A Lei do Divórcio, sancionada no fim de dezembro de 1977, também foi obra dos parlamentares do “tapete azul”. Até então, a única forma de dissolução do casamento era o desquite, que não permitia novas uniões, tornando o vínculo já falido entre o ex-casal indissolúvel, e os filhos dos futuros relacionamentos ilegítimos. Foram a coragem e a insistência do senador Nelson Carneiro, que desde 1951 lutava pela causa, definidoras dessa mudança essencial, especialmente para as mulheres brasileiras.
Já nessa quadra de nossa história, o Senado Federal se mantém fiel às características que tão bem o identificam. É uma casa de respeito e serenidade, onde as discussões costumam ter tempo de amadurecer para produzir o melhor resultado para a população. Talvez já não composta apenas por “cabeças brancas”, os senadores costumam buscar o equilíbrio e atuam de forma respeitosa. Isso não significa, de jeito nenhum, abster-se das discussões importantes e, por vezes, até incômodas, como o tema da criminalização da posse e do porte de drogas, a inteligência artificial e a reforma tributária, buscando, em todos os casos, resguardar as prerrogativas do Poder Legislativo. A voz firme de seu presidente, senador mineiro Rodrigo Pacheco, foi fundamental para garantir a estabilidade necessária para a realização das últimas eleições e o respeito a seu resultado.

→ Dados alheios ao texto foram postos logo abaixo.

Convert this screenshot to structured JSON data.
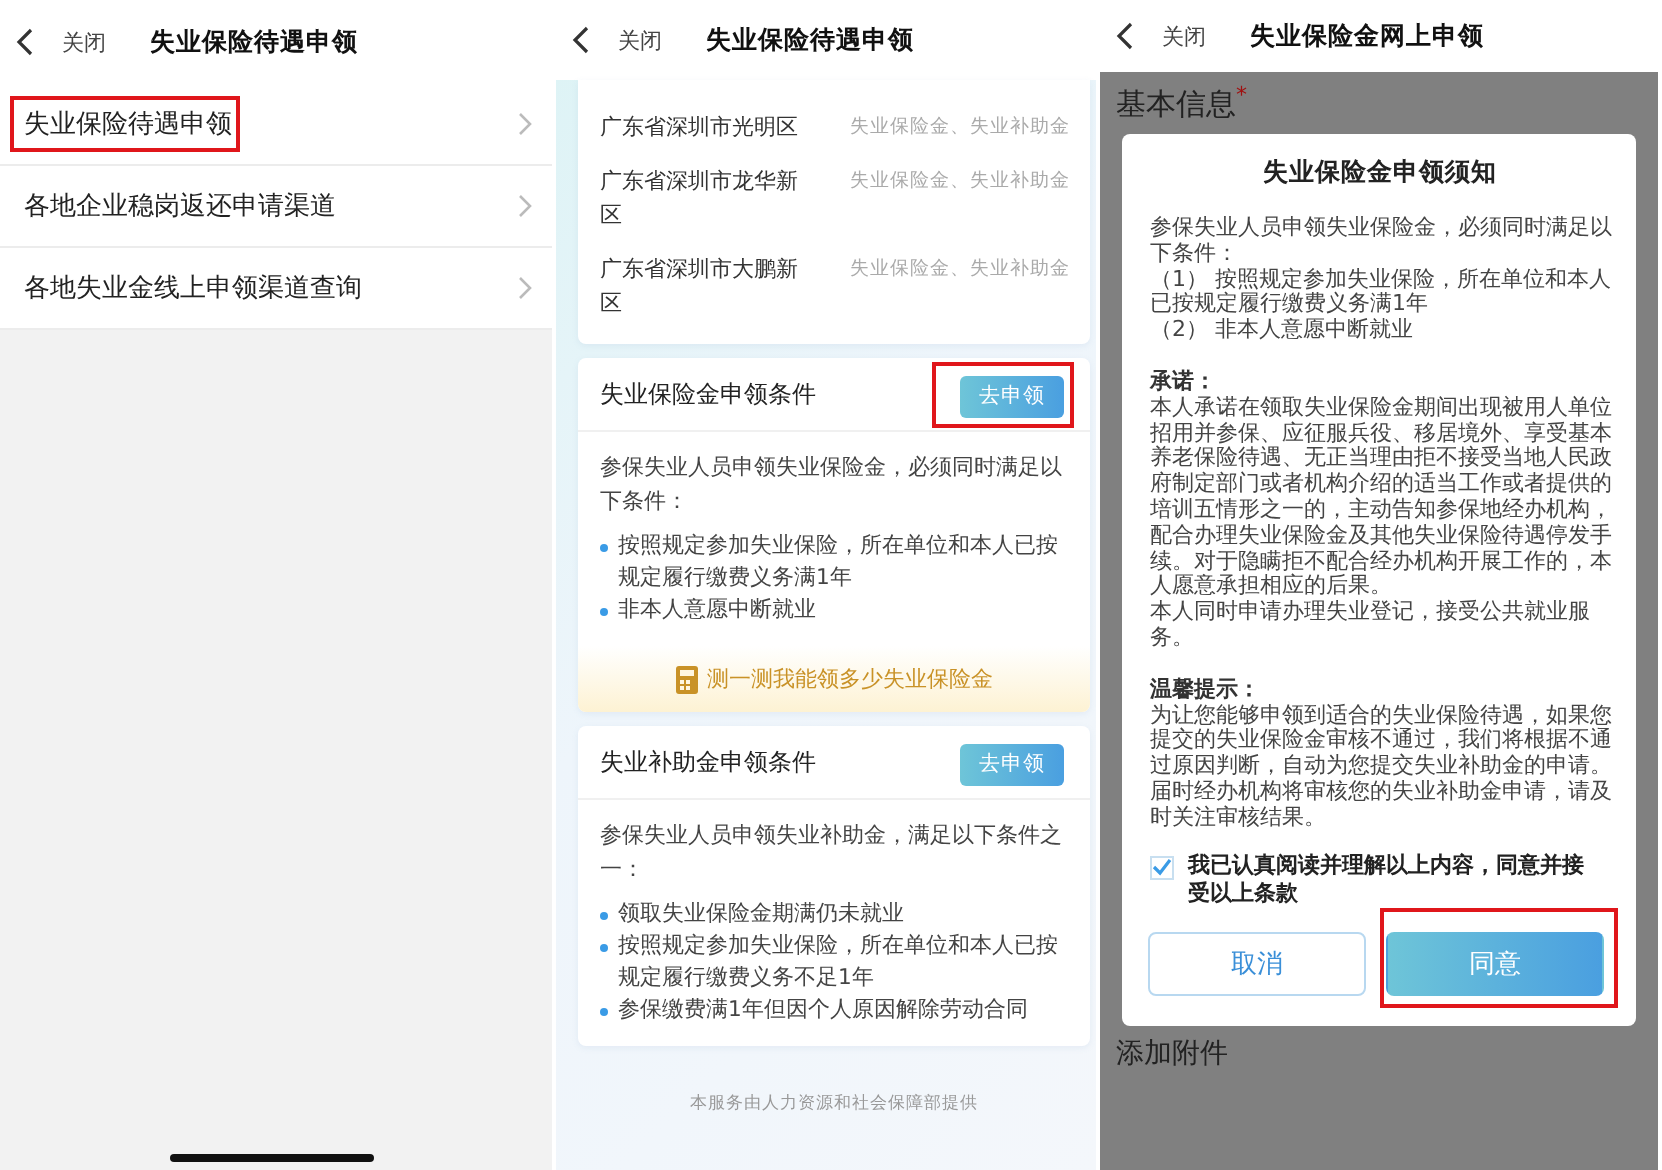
{
  "screens": [
    {
      "kind": "menu",
      "header": {
        "close": "关闭",
        "title": "失业保险待遇申领"
      },
      "items": [
        {
          "label": "失业保险待遇申领",
          "highlighted": true
        },
        {
          "label": "各地企业稳岗返还申请渠道",
          "highlighted": false
        },
        {
          "label": "各地失业金线上申领渠道查询",
          "highlighted": false
        }
      ]
    },
    {
      "kind": "detail",
      "header": {
        "close": "关闭",
        "title": "失业保险待遇申领"
      },
      "regions": [
        {
          "name": "广东省深圳市光明区",
          "value": "失业保险金、失业补助金"
        },
        {
          "name": "广东省深圳市龙华新区",
          "value": "失业保险金、失业补助金"
        },
        {
          "name": "广东省深圳市大鹏新区",
          "value": "失业保险金、失业补助金"
        }
      ],
      "cards": [
        {
          "title": "失业保险金申领条件",
          "button": {
            "label": "去申领",
            "highlighted": true
          },
          "intro": "参保失业人员申领失业保险金，必须同时满足以下条件：",
          "bullets": [
            "按照规定参加失业保险，所在单位和本人已按规定履行缴费义务满1年",
            "非本人意愿中断就业"
          ],
          "calculator": "测一测我能领多少失业保险金"
        },
        {
          "title": "失业补助金申领条件",
          "button": {
            "label": "去申领",
            "highlighted": false
          },
          "intro": "参保失业人员申领失业补助金，满足以下条件之一：",
          "bullets": [
            "领取失业保险金期满仍未就业",
            "按照规定参加失业保险，所在单位和本人已按规定履行缴费义务不足1年",
            "参保缴费满1年但因个人原因解除劳动合同"
          ]
        }
      ],
      "footer": "本服务由人力资源和社会保障部提供"
    },
    {
      "kind": "form",
      "header": {
        "close": "关闭",
        "title": "失业保险金网上申领"
      },
      "section_label": "基本信息",
      "required_mark": "*",
      "modal": {
        "title": "失业保险金申领须知",
        "sections": [
          {
            "lines": [
              "参保失业人员申领失业保险金，必须同时满足以下条件：",
              "（1） 按照规定参加失业保险，所在单位和本人已按规定履行缴费义务满1年",
              "（2） 非本人意愿中断就业"
            ]
          },
          {
            "heading": "承诺：",
            "lines": [
              "本人承诺在领取失业保险金期间出现被用人单位招用并参保、应征服兵役、移居境外、享受基本养老保险待遇、无正当理由拒不接受当地人民政府制定部门或者机构介绍的适当工作或者提供的培训五情形之一的，主动告知参保地经办机构，配合办理失业保险金及其他失业保险待遇停发手续。对于隐瞒拒不配合经办机构开展工作的，本人愿意承担相应的后果。",
              "本人同时申请办理失业登记，接受公共就业服务。"
            ]
          },
          {
            "heading": "温馨提示：",
            "lines": [
              "为让您能够申领到适合的失业保险待遇，如果您提交的失业保险金审核不通过，我们将根据不通过原因判断，自动为您提交失业补助金的申请。届时经办机构将审核您的失业补助金申请，请及时关注审核结果。"
            ]
          }
        ],
        "agreement": {
          "checked": true,
          "text": "我已认真阅读并理解以上内容，同意并接受以上条款"
        },
        "buttons": [
          {
            "label": "取消",
            "kind": "secondary",
            "highlighted": false
          },
          {
            "label": "同意",
            "kind": "primary",
            "highlighted": true
          }
        ]
      },
      "next_section_label": "添加附件"
    }
  ]
}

Nomes marcantes de todos os tempos já fizeram parte do Senado. De Rui Barbosa a José Sarney, passando por Darcy Ribeiro, Jarbas Passarinho, Pedro Simon, Pinheiro Machado, Abdias Nascimento, Fernando Henrique Cardoso e Benedita da Silva, entre tantos e tantas que dedicaram seus mandatos a entender a linguagem da democracia e exercitar com suas palavras e seus atos os desejos dos brasileiros e das brasileiras. São 200 anos de história, dois séculos de uma busca contínua de andar de mãos dadas com a cidadania.